Tuesday, April 4, 2017
JAKARTA, INDONESIA DALAM LINTASAN ADAT MELAYU DAN ISLAM
Masa depan Indonesia yang beribukota di Jakarta yang dihuni pluralitas budaya dan ditekan globalisai mendunia akan dipertaruhkan kejati-diriannya sebagai bangsa. Apa yang terjadi dengan masa depan ke Indonesiaan itu, salah satu batu ujinya adalah sejauh mana kecintaan dan ketahanan pada budaya yang hidup pada bangsa Indonesia, khususnya di Jakarta.
Kilasan pendek ini mencoba menyorot sejenak akan keberadaan puisi Melayu dan hubungannya dengan Adat dan Islam sebagai agama di kawasan Asia Tenggara, khusunya Malaysia, Indonesia, Patani dan gugusan beberapa pulau du selatan Filipina.
Khusus di Indonesia yang bahasa Melayu menjadi asal-muasalnya, memberikan warisan kebahasaan, khusunya dalam Pantun Melayu.
Pantun Melayu kini di tanah air memberikan bukti keterpautan budaya, keterkaitan Adat dan Islam.

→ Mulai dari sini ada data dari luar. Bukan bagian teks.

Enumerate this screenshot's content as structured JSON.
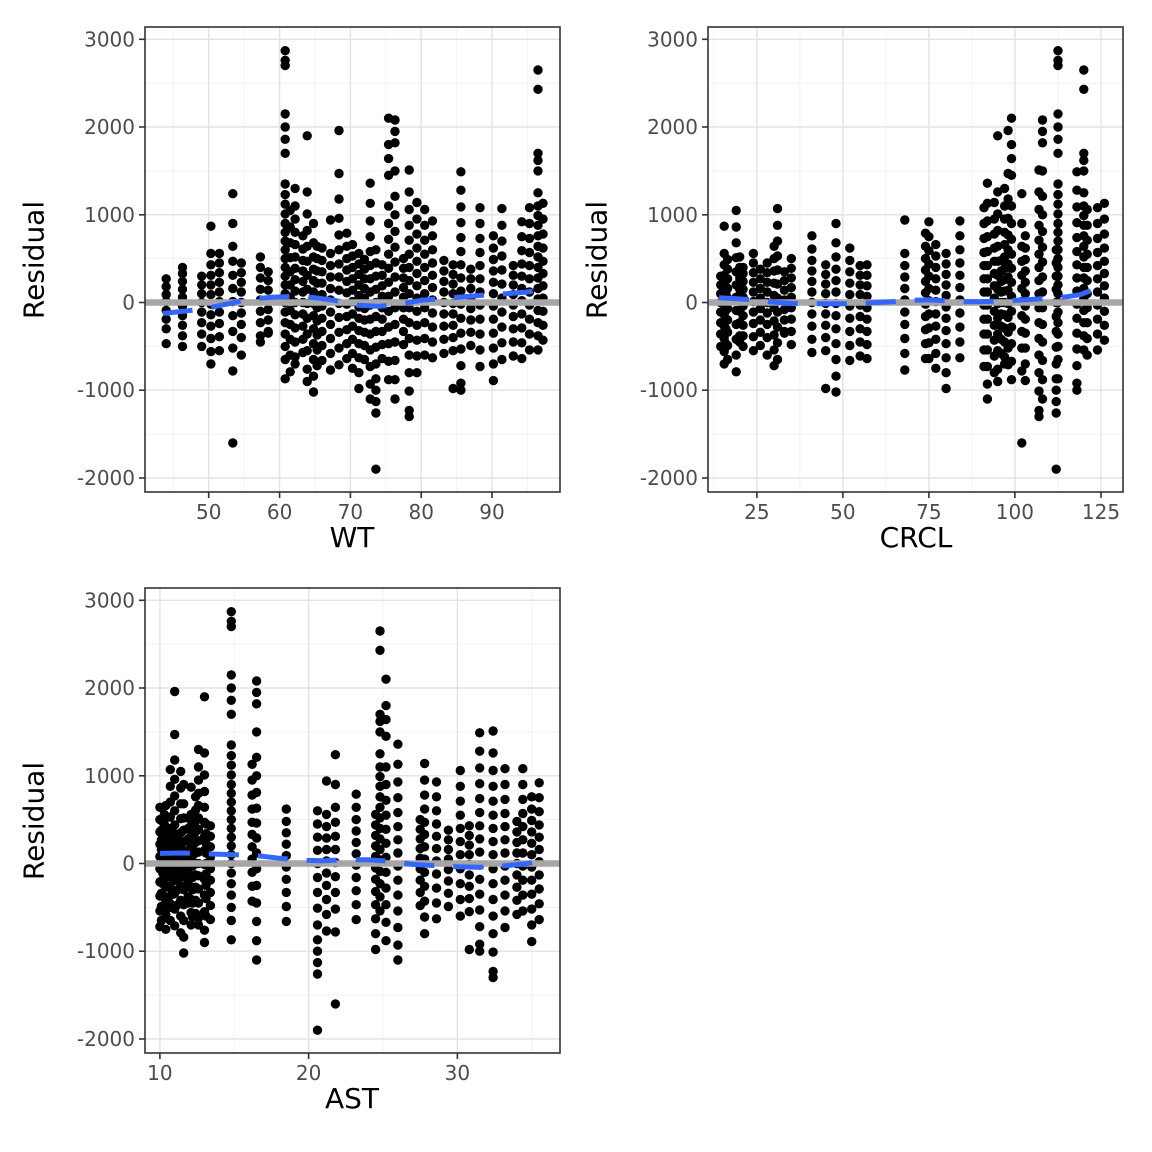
{
  "chart_data": {
    "type": "scatter",
    "ylabel": "Residual",
    "ylim": [
      -2160,
      3140
    ],
    "yticks": [
      -2000,
      -1000,
      0,
      1000,
      2000,
      3000
    ],
    "ytick_labels": [
      "-2000",
      "-1000",
      "0",
      "1000",
      "2000",
      "3000"
    ],
    "y_minor": [
      -1500,
      -500,
      500,
      1500,
      2500
    ],
    "reference_line_y": 0,
    "grid": true,
    "legend": "none",
    "colors": {
      "point": "#000000",
      "smoother": "#3366FF",
      "reference": "#A6A6A6",
      "grid_major": "#E3E3E3",
      "grid_minor": "#F1F1F1",
      "panel_border": "#333333",
      "tick_mark": "#333333",
      "tick_label": "#4D4D4D",
      "axis_title": "#000000",
      "background": "#FFFFFF"
    },
    "panels": [
      {
        "xlabel": "WT",
        "covariate": "wt",
        "xlim": [
          41.0,
          99.6
        ],
        "xticks": [
          50,
          60,
          70,
          80,
          90
        ],
        "xtick_labels": [
          "50",
          "60",
          "70",
          "80",
          "90"
        ],
        "x_minor": [
          45,
          55,
          65,
          75,
          85,
          95
        ],
        "smoother": [
          [
            43.5,
            -125
          ],
          [
            47,
            -95
          ],
          [
            50,
            -60
          ],
          [
            53,
            -10
          ],
          [
            56,
            40
          ],
          [
            59,
            60
          ],
          [
            62,
            70
          ],
          [
            65,
            55
          ],
          [
            68,
            20
          ],
          [
            71,
            -30
          ],
          [
            74,
            -45
          ],
          [
            77,
            -20
          ],
          [
            80,
            25
          ],
          [
            83,
            45
          ],
          [
            86,
            65
          ],
          [
            89,
            85
          ],
          [
            92,
            100
          ],
          [
            95,
            120
          ],
          [
            97.5,
            155
          ]
        ]
      },
      {
        "xlabel": "CRCL",
        "covariate": "crcl",
        "xlim": [
          10.8,
          131.4
        ],
        "xticks": [
          25,
          50,
          75,
          100,
          125
        ],
        "xtick_labels": [
          "25",
          "50",
          "75",
          "100",
          "125"
        ],
        "x_minor": [
          12.5,
          37.5,
          62.5,
          87.5,
          112.5
        ],
        "smoother": [
          [
            14,
            55
          ],
          [
            18,
            45
          ],
          [
            22,
            35
          ],
          [
            26,
            20
          ],
          [
            30,
            5
          ],
          [
            35,
            -10
          ],
          [
            40,
            -15
          ],
          [
            45,
            -15
          ],
          [
            50,
            -15
          ],
          [
            55,
            -10
          ],
          [
            60,
            0
          ],
          [
            65,
            10
          ],
          [
            70,
            25
          ],
          [
            75,
            30
          ],
          [
            80,
            20
          ],
          [
            85,
            10
          ],
          [
            90,
            10
          ],
          [
            95,
            15
          ],
          [
            100,
            25
          ],
          [
            105,
            35
          ],
          [
            110,
            50
          ],
          [
            115,
            65
          ],
          [
            119,
            90
          ],
          [
            123,
            150
          ],
          [
            126,
            230
          ]
        ]
      },
      {
        "xlabel": "AST",
        "covariate": "ast",
        "xlim": [
          9.0,
          36.9
        ],
        "xticks": [
          10,
          20,
          30
        ],
        "xtick_labels": [
          "10",
          "20",
          "30"
        ],
        "x_minor": [
          15,
          25,
          35
        ],
        "smoother": [
          [
            10,
            115
          ],
          [
            11.5,
            120
          ],
          [
            13,
            110
          ],
          [
            15,
            100
          ],
          [
            16.5,
            90
          ],
          [
            18,
            60
          ],
          [
            19.5,
            38
          ],
          [
            21,
            32
          ],
          [
            22.5,
            42
          ],
          [
            24,
            42
          ],
          [
            25.5,
            25
          ],
          [
            27,
            -10
          ],
          [
            28.5,
            -25
          ],
          [
            30,
            -38
          ],
          [
            31.5,
            -42
          ],
          [
            33,
            -30
          ],
          [
            34.5,
            -5
          ],
          [
            36,
            35
          ]
        ]
      }
    ],
    "subjects": [
      {
        "wt": 44.0,
        "crcl": 16.0,
        "ast": 11.2,
        "residuals": [
          270,
          180,
          90,
          10,
          -90,
          -190,
          -300,
          -470
        ]
      },
      {
        "wt": 46.3,
        "crcl": 21.0,
        "ast": 10.6,
        "residuals": [
          400,
          330,
          240,
          150,
          60,
          -40,
          -150,
          -260,
          -380,
          -500
        ]
      },
      {
        "wt": 50.3,
        "crcl": 15.5,
        "ast": 12.1,
        "residuals": [
          870,
          560,
          430,
          310,
          200,
          90,
          -20,
          -140,
          -270,
          -410,
          -560,
          -700
        ]
      },
      {
        "wt": 51.5,
        "crcl": 24.0,
        "ast": 10.3,
        "residuals": [
          560,
          450,
          340,
          230,
          120,
          10,
          -110,
          -240,
          -390,
          -550
        ]
      },
      {
        "wt": 53.4,
        "crcl": 102.0,
        "ast": 21.8,
        "residuals": [
          1240,
          900,
          640,
          470,
          310,
          160,
          10,
          -150,
          -330,
          -520,
          -780,
          -1600
        ]
      },
      {
        "wt": 54.6,
        "crcl": 28.0,
        "ast": 13.1,
        "residuals": [
          450,
          340,
          230,
          120,
          0,
          -120,
          -250,
          -400,
          -600
        ]
      },
      {
        "wt": 57.3,
        "crcl": 20.0,
        "ast": 11.9,
        "residuals": [
          520,
          400,
          280,
          150,
          30,
          -100,
          -230,
          -380,
          -450
        ]
      },
      {
        "wt": 58.4,
        "crcl": 33.0,
        "ast": 10.9,
        "residuals": [
          350,
          250,
          140,
          30,
          -80,
          -200,
          -330,
          -350
        ]
      },
      {
        "wt": 60.8,
        "crcl": 112.5,
        "ast": 14.8,
        "residuals": [
          2870,
          2760,
          2700,
          2150,
          2000,
          1860,
          1700,
          1350,
          1230,
          1120,
          1010,
          900,
          800,
          700,
          600,
          500,
          400,
          300,
          200,
          100,
          0,
          -110,
          -230,
          -360,
          -500,
          -650,
          -870
        ]
      },
      {
        "wt": 62.2,
        "crcl": 97.0,
        "ast": 12.6,
        "residuals": [
          1300,
          1100,
          950,
          800,
          660,
          520,
          390,
          260,
          130,
          0,
          -140,
          -290,
          -450,
          -620,
          -700
        ]
      },
      {
        "wt": 63.3,
        "crcl": 41.0,
        "ast": 12.4,
        "residuals": [
          760,
          610,
          480,
          360,
          240,
          120,
          0,
          -130,
          -270,
          -420,
          -570
        ]
      },
      {
        "wt": 63.9,
        "crcl": 95.0,
        "ast": 13.0,
        "residuals": [
          1900,
          1260,
          1010,
          820,
          640,
          470,
          310,
          150,
          -10,
          -180,
          -360,
          -550,
          -760,
          -900
        ]
      },
      {
        "wt": 64.8,
        "crcl": 48.0,
        "ast": 11.6,
        "residuals": [
          900,
          680,
          520,
          380,
          250,
          120,
          -10,
          -150,
          -300,
          -470,
          -650,
          -840,
          -1020
        ]
      },
      {
        "wt": 66.0,
        "crcl": 52.0,
        "ast": 18.5,
        "residuals": [
          620,
          480,
          350,
          220,
          90,
          -40,
          -180,
          -330,
          -490,
          -660
        ]
      },
      {
        "wt": 67.2,
        "crcl": 68.0,
        "ast": 21.2,
        "residuals": [
          940,
          560,
          420,
          290,
          160,
          30,
          -110,
          -250,
          -410,
          -580,
          -770
        ]
      },
      {
        "wt": 68.4,
        "crcl": 98.0,
        "ast": 11.0,
        "residuals": [
          1960,
          1470,
          1180,
          960,
          770,
          600,
          440,
          290,
          140,
          -10,
          -170,
          -340,
          -520,
          -710
        ]
      },
      {
        "wt": 69.5,
        "crcl": 74.0,
        "ast": 23.2,
        "residuals": [
          790,
          640,
          500,
          370,
          240,
          110,
          -20,
          -160,
          -310,
          -470,
          -640
        ]
      },
      {
        "wt": 70.3,
        "crcl": 77.0,
        "ast": 10.4,
        "residuals": [
          660,
          530,
          400,
          270,
          140,
          10,
          -130,
          -270,
          -420,
          -580,
          -750
        ]
      },
      {
        "wt": 71.2,
        "crcl": 80.0,
        "ast": 24.5,
        "residuals": [
          560,
          440,
          320,
          200,
          80,
          -50,
          -180,
          -320,
          -470,
          -630,
          -800,
          -980
        ]
      },
      {
        "wt": 72.0,
        "crcl": 16.5,
        "ast": 10.1,
        "residuals": [
          490,
          380,
          270,
          160,
          50,
          -70,
          -200,
          -340,
          -490,
          -650
        ]
      },
      {
        "wt": 72.8,
        "crcl": 92.0,
        "ast": 26.0,
        "residuals": [
          1360,
          1130,
          930,
          750,
          580,
          420,
          270,
          120,
          -30,
          -190,
          -360,
          -540,
          -730,
          -930,
          -1100
        ]
      },
      {
        "wt": 73.6,
        "crcl": 112.0,
        "ast": 20.6,
        "residuals": [
          600,
          450,
          300,
          150,
          0,
          -160,
          -330,
          -510,
          -700,
          -870,
          -1000,
          -1130,
          -1260,
          -1900
        ]
      },
      {
        "wt": 74.5,
        "crcl": 57.0,
        "ast": 13.4,
        "residuals": [
          430,
          310,
          190,
          70,
          -60,
          -190,
          -330,
          -480,
          -640
        ]
      },
      {
        "wt": 75.4,
        "crcl": 99.0,
        "ast": 25.2,
        "residuals": [
          2100,
          1800,
          1640,
          1450,
          1100,
          900,
          720,
          550,
          390,
          230,
          70,
          -100,
          -280,
          -470,
          -670,
          -880
        ]
      },
      {
        "wt": 76.3,
        "crcl": 108.0,
        "ast": 16.5,
        "residuals": [
          2080,
          1950,
          1820,
          1500,
          1210,
          1000,
          810,
          630,
          460,
          290,
          120,
          -60,
          -250,
          -450,
          -660,
          -880,
          -1100
        ]
      },
      {
        "wt": 77.5,
        "crcl": 35.0,
        "ast": 27.5,
        "residuals": [
          500,
          390,
          280,
          170,
          60,
          -60,
          -190,
          -330,
          -480
        ]
      },
      {
        "wt": 78.3,
        "crcl": 107.0,
        "ast": 32.4,
        "residuals": [
          1510,
          1260,
          1060,
          880,
          710,
          550,
          400,
          250,
          100,
          -60,
          -230,
          -410,
          -600,
          -800,
          -1010,
          -1230,
          -1300
        ]
      },
      {
        "wt": 79.4,
        "crcl": 94.0,
        "ast": 27.8,
        "residuals": [
          1140,
          950,
          780,
          620,
          470,
          330,
          190,
          50,
          -100,
          -260,
          -430,
          -610,
          -800
        ]
      },
      {
        "wt": 80.5,
        "crcl": 121.0,
        "ast": 30.2,
        "residuals": [
          1060,
          880,
          710,
          550,
          400,
          250,
          100,
          -60,
          -230,
          -410,
          -600
        ]
      },
      {
        "wt": 81.6,
        "crcl": 84.0,
        "ast": 28.6,
        "residuals": [
          930,
          760,
          600,
          450,
          310,
          170,
          30,
          -120,
          -280,
          -450,
          -630
        ]
      },
      {
        "wt": 83.2,
        "crcl": 96.0,
        "ast": 34.0,
        "residuals": [
          480,
          360,
          240,
          120,
          0,
          -130,
          -270,
          -420,
          -580
        ]
      },
      {
        "wt": 84.5,
        "crcl": 45.0,
        "ast": 30.8,
        "residuals": [
          430,
          320,
          210,
          100,
          -10,
          -130,
          -260,
          -400,
          -550,
          -980
        ]
      },
      {
        "wt": 85.6,
        "crcl": 118.0,
        "ast": 31.5,
        "residuals": [
          1490,
          1280,
          1090,
          910,
          740,
          580,
          430,
          280,
          130,
          -20,
          -180,
          -350,
          -530,
          -720,
          -920,
          -1000
        ]
      },
      {
        "wt": 87.0,
        "crcl": 26.0,
        "ast": 29.4,
        "residuals": [
          380,
          270,
          160,
          50,
          -70,
          -200,
          -340,
          -490
        ]
      },
      {
        "wt": 88.3,
        "crcl": 91.0,
        "ast": 33.2,
        "residuals": [
          1080,
          900,
          730,
          570,
          420,
          270,
          120,
          -30,
          -190,
          -360,
          -540,
          -730
        ]
      },
      {
        "wt": 90.2,
        "crcl": 103.0,
        "ast": 35.0,
        "residuals": [
          760,
          620,
          490,
          360,
          230,
          100,
          -40,
          -190,
          -350,
          -520,
          -700,
          -890
        ]
      },
      {
        "wt": 91.4,
        "crcl": 31.0,
        "ast": 10.7,
        "residuals": [
          1070,
          880,
          700,
          530,
          370,
          210,
          50,
          -110,
          -280,
          -460,
          -650
        ]
      },
      {
        "wt": 93.0,
        "crcl": 55.0,
        "ast": 12.2,
        "residuals": [
          420,
          310,
          200,
          90,
          -30,
          -160,
          -300,
          -450,
          -610
        ]
      },
      {
        "wt": 94.2,
        "crcl": 75.0,
        "ast": 35.5,
        "residuals": [
          920,
          750,
          590,
          440,
          300,
          160,
          20,
          -130,
          -290,
          -460,
          -640
        ]
      },
      {
        "wt": 95.3,
        "crcl": 124.0,
        "ast": 34.4,
        "residuals": [
          1080,
          900,
          730,
          570,
          420,
          270,
          120,
          -30,
          -190,
          -360,
          -540
        ]
      },
      {
        "wt": 96.5,
        "crcl": 120.0,
        "ast": 24.8,
        "residuals": [
          2650,
          2430,
          1700,
          1620,
          1500,
          1250,
          1100,
          990,
          880,
          760,
          640,
          520,
          400,
          280,
          160,
          40,
          -90,
          -230,
          -380,
          -540
        ]
      },
      {
        "wt": 97.2,
        "crcl": 126.0,
        "ast": 16.2,
        "residuals": [
          1130,
          950,
          780,
          620,
          470,
          330,
          190,
          50,
          -100,
          -260,
          -430
        ]
      },
      {
        "wt": 49.0,
        "crcl": 14.5,
        "ast": 10.2,
        "residuals": [
          300,
          200,
          100,
          0,
          -110,
          -230,
          -360,
          -500
        ]
      },
      {
        "wt": 61.5,
        "crcl": 19.0,
        "ast": 11.4,
        "residuals": [
          1050,
          860,
          680,
          510,
          350,
          200,
          60,
          -90,
          -250,
          -420,
          -600,
          -790
        ]
      },
      {
        "wt": 65.3,
        "crcl": 30.0,
        "ast": 10.0,
        "residuals": [
          640,
          500,
          360,
          220,
          80,
          -60,
          -210,
          -370,
          -540,
          -720
        ]
      }
    ]
  }
}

Meskipun perkembangannya harus bersaing dengan puisi modern wejak era Amir Hamzah dengan Angkatqn Pujangga Baru, berlanjut di"berontak' oleh Chairil Anwar dengan Angkatan 45 terus era 50 - 70 an yang diperkaya puisi Barat dengan bawaan ideologi sosialisme maupun humanisme, namun nafas adat dan berpijaknya kepada Islam masih tercatat.
Aba-aba dari Futurolog John Naisbit dan Patricia Abuderne dalam Megatrend 2000 yang mengatakan bahwa budaya suatu bangsa akan ditentukan oleh kecintaannya terhadap budaya dan tradisi justru menguat ditengah menguatnya peradaban global ( Barat ). Terkait dengan kenyataan, bahasa Melayu dan pantunnya berpengaruh kuat di Sumatera dan Kalimantan serta dibawa para perantaunya ke Jawa ( Jakarta ), maka tetap pengaruhnya akan dan masih terasa dalam kehidupan kebudayan nasional, khususnya di Jakarta.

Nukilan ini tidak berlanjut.